South Africa holds strategic importance for Tata Motors as it is a market where small and mid-sized cars dominate, unlike luxury vehicles which have relatively limited demand. To strengthen its presence, Tata Motors has entered into an exclusive tie-up with the leading passenger vehicle retailer in South Africa. The collaboration will not only cover product sales but will also extend to building a local ecosystem with a focus on sales distribution, technician training, and service support.

This move also signals Tata Motors’ renewed focus on exports. Unlike many of its peers, Tata Motors has historically been more concentrated on the domestic market, with relatively limited overseas exposure. Its earlier exports were primarily directed toward countries like Nepal, Bhutan, Sri Lanka, and Mauritius. 

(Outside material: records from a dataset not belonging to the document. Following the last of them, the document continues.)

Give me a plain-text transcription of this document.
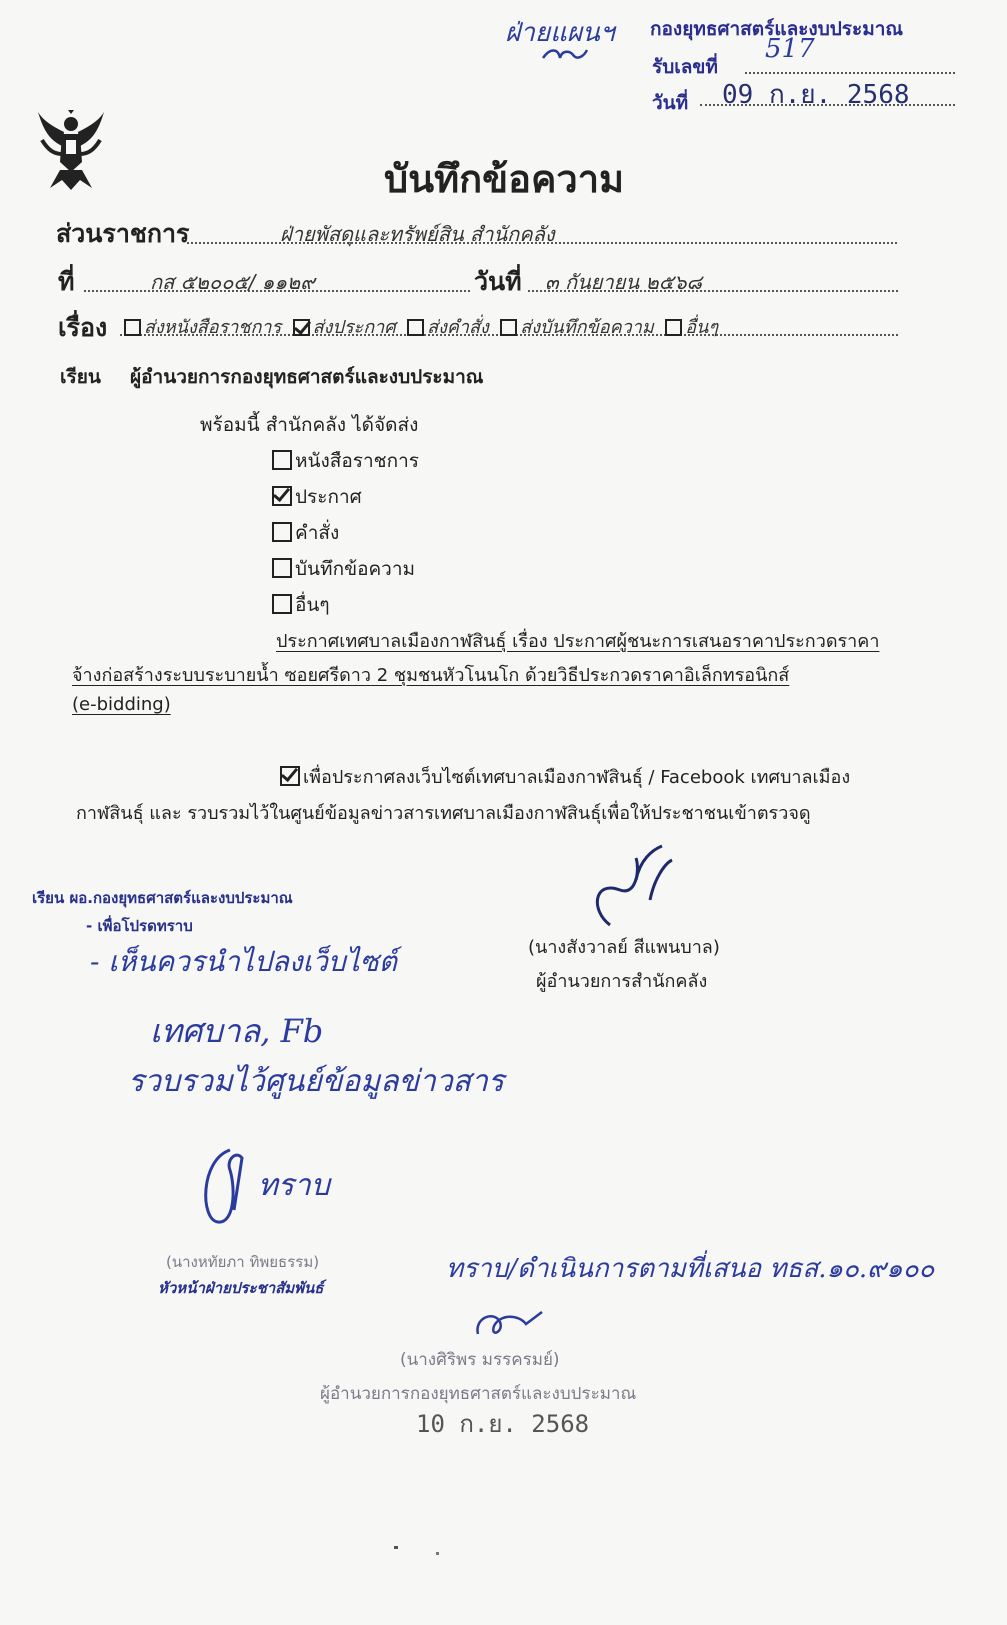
ฝ่ายแผนฯ กองยุทธศาสตร์และงบประมาณ
รับเลขที่
517
วันที่ 09 ก.ย. 2568
บันทึกข้อความ
ส่วนราชการ	ฝ่ายพัสดุและทรัพย์สิน สำนักคลัง
ที่	กส ๕๒๐๐๕/ ๑๑๒๙	วันที่ ๓ กันยายน ๒๕๖๘
เรื่อง	ส่งหนังสือราชการ ส่งประกาศ ส่งคำสั่ง ส่งบันทึกข้อความ อื่นๆ
เรียน ผู้อำนวยการกองยุทธศาสตร์และงบประมาณ
พร้อมนี้ สำนักคลัง ได้จัดส่ง
หนังสือราชการ
ประกาศ
คำสั่ง
บันทึกข้อความ
อื่นๆ
ประกาศเทศบาลเมืองกาฬสินธุ์ เรื่อง ประกาศผู้ชนะการเสนอราคาประกวดราคา
จ้างก่อสร้างระบบระบายน้ำ ซอยศรีดาว 2 ชุมชนหัวโนนโก ด้วยวิธีประกวดราคาอิเล็กทรอนิกส์
(e-bidding)
เพื่อประกาศลงเว็บไซต์เทศบาลเมืองกาฬสินธุ์ / Facebook เทศบาลเมือง
กาฬสินธุ์ และ รวบรวมไว้ในศูนย์ข้อมูลข่าวสารเทศบาลเมืองกาฬสินธุ์เพื่อให้ประชาชนเข้าตรวจดู
(นางสังวาลย์ สีแพนบาล)
ผู้อำนวยการสำนักคลัง
เรียน ผอ.กองยุทธศาสตร์และงบประมาณ
- เพื่อโปรดทราบ
- เห็นควรนำไปลงเว็บไซต์
เทศบาล, Fb
รวบรวมไว้ศูนย์ข้อมูลข่าวสาร
ทราบ
(นางหทัยภา ทิพยธรรม)
หัวหน้าฝ่ายประชาสัมพันธ์
ทราบ/ดำเนินการตามที่เสนอ ทธส.๑๐.๙๑๐๐
(นางศิริพร มรรครมย์)
ผู้อำนวยการกองยุทธศาสตร์และงบประมาณ
10 ก.ย. 2568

By re-entering South Africa, the company aims to expand its global footprint in a competitive market already occupied by players such as Maruti Suzuki (under the Suzuki branding), Mahindra & Mahindra, Hyundai, and Nissan. Notably, Mahindra & Mahindra reported its highest-ever sales in South Africa in FY25, highlighting the market’s growth potential.

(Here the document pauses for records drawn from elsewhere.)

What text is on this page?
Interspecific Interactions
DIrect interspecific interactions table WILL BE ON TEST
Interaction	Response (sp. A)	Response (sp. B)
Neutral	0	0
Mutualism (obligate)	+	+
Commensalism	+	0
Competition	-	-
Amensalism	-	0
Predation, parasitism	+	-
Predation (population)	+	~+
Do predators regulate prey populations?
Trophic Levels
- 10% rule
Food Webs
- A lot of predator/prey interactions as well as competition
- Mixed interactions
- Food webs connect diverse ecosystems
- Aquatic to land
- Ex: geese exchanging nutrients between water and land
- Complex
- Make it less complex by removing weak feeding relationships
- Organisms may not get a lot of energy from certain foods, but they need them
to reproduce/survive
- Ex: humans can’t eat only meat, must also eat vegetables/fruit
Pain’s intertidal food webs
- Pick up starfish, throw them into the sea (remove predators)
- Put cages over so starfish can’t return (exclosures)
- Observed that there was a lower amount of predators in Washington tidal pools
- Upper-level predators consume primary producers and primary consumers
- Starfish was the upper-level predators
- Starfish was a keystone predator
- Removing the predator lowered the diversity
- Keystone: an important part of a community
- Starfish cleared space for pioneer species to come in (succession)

Alongside this development, overall sentiment in the Indian auto sector has turned positive, thanks to the ongoing buzz around a potential GST reduction. If implemented, a lower GST slab would benefit automakers across the board, particularly those focused on the entry-level segment. This policy expectation has added to the sector-wide optimism.

From a valuation perspective, Tata Motors also stands out as an attractive pick. While the industry average price-to-earnings (P/E) ratio hovers between 19x to 21x, Tata Motors trades at a much lower multiple of around 11.9x. In comparison, Maruti is valued at 30.6x, Mahindra & Mahindra at 33.6x, Bajaj Auto at 32.2x, and Hyundai at an even higher 38x. These numbers reflect Tata Motors’ relative undervaluation and make the stock appealing to value-conscious investors.

The combination of attractive valuations, improving market sentiment, and the company’s strategic South African re-entry has triggered strong buying interest in Tata Motors. While challenges remain, particularly in regaining market share in a competitive global environment, the developments mark an important step in the company’s journey to reposition itself on the international stage.